Das AG Stuttgart hatte nach Einspruch gegen einen wegen unerlaubten Entfernens vom Unfallort erlassenen Strafbefehl über die angemessenen Rechtsfolgen der Tat zu entscheiden.
Die Angeklagte hatte mit dem von ihr am Tattag geführten Fahrzeug in Stuttgart beim Rechtsabbiegen ein am rechten Fahrbahnrand geparktes Fahrzeug gestriffen und sich anschließend sofort von der Unfallstelle entfernt ohne an der Unfallstelle zu warten und Feststellungen zu ihrer Person und dem von ihr geführten Fahrzeug zu ermöglichen. Durch das Unfallereignis entstand am geparkten Fahrzeug, dessen hinterer Kotflügel zu Schaden kam, ein Sachschaden in Höhe von 1.469,04 Euro.

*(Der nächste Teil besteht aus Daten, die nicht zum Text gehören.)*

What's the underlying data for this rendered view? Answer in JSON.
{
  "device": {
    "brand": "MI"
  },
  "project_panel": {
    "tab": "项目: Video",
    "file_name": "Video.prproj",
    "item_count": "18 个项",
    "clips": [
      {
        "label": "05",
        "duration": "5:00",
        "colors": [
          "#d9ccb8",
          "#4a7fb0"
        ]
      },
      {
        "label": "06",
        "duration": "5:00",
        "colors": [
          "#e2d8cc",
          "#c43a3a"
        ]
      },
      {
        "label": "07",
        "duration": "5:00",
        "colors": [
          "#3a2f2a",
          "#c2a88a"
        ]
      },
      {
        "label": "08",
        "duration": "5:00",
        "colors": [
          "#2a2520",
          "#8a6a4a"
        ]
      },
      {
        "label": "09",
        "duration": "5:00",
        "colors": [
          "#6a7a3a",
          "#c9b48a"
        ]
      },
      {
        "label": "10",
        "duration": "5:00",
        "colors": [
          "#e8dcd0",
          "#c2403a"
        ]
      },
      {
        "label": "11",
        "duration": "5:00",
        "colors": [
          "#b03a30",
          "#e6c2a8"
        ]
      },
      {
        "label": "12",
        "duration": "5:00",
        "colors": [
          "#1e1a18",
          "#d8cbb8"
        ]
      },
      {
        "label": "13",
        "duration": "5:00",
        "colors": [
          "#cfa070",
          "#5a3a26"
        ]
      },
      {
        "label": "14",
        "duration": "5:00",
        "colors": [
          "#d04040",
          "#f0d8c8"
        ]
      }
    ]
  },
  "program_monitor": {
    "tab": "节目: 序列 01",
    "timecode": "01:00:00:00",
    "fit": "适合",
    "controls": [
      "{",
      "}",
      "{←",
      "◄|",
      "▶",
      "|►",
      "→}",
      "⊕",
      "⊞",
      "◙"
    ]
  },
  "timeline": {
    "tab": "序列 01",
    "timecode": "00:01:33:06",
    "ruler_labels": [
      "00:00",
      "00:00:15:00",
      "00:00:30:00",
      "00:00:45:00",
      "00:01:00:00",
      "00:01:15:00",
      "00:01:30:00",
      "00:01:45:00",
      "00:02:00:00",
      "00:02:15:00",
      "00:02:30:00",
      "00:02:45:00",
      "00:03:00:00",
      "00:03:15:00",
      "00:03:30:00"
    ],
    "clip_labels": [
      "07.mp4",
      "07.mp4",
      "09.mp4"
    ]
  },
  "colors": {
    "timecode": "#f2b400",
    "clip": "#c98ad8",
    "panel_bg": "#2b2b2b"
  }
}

Die Angeklagte hatte den Unfall bemerkt und die Polizei nach Ankunft an ihrem Betriebssitz verständigt. Wegen der tatbestandlich verwirklichten Verkehrsunfallflucht
wurde auf Antrag der Staatsanwaltschaft ein Strafbefehl erlassen gegen den die Angeklagte rechtzeitig Einspruch einlegte, wobei sie sich nicht gegen den erhobenen Tatvorwurf an sich zur Wehr setzte, sondern ihren Einspruch auf den Rechtsfolgenausspruch des erlassenen Strafbefehls beschränkte.
Wegen des erhobenen Einspruchs hatte das AG Stuttgart (AG) über die angemessenen Folgen der Tat zu entscheiden, insbesondere hatte es darüber zu entscheiden, ob neben einer Geldstrafe gleichzeitig auch als weitere Nebenfolge der verwirklichten Tat ein Führerscheinentzug anzuordnen ist. Nach § 69 Abs. 2 Nr. 3 StGB ist im Falle des Unerlaubten Entfernens vom Unfallort im Regelfall eine Fahrerlaubnisentziehung anzuordnen, wenn der Täter weiß oder wissen kann, dass bei dem Unfall ein Mensch getötet oder nicht unerheblich verletzt worden oder an fremdem Sachen bedeutender Schaden entstanden ist. Das AG hatte daher im Rahmen der Urteilsfindung darüber zu entscheiden, ob der von der Angeklagten verursachte Sachschaden in Höhe von 1.469,04 Euro, als bedeutender Sachschaden i.S.d. § 69 Abs. 2 Nr. 3 StGB zu bewerten ist.
Das AG hat die Angeklagte unter Berücksichtigung ihrer wirtschaftlichen Verhältnisse zu einer Geldstrafe von 40 Tagessätzen bei einer Tagessatzhöhe von 10,- Euro verurteilt. Zusätzlich hat es gegen die Angeklagte ein einmonatiges Fahrverbot verhängt, jedoch von einer vollständigen Entziehung des Führerscheins abgesehen.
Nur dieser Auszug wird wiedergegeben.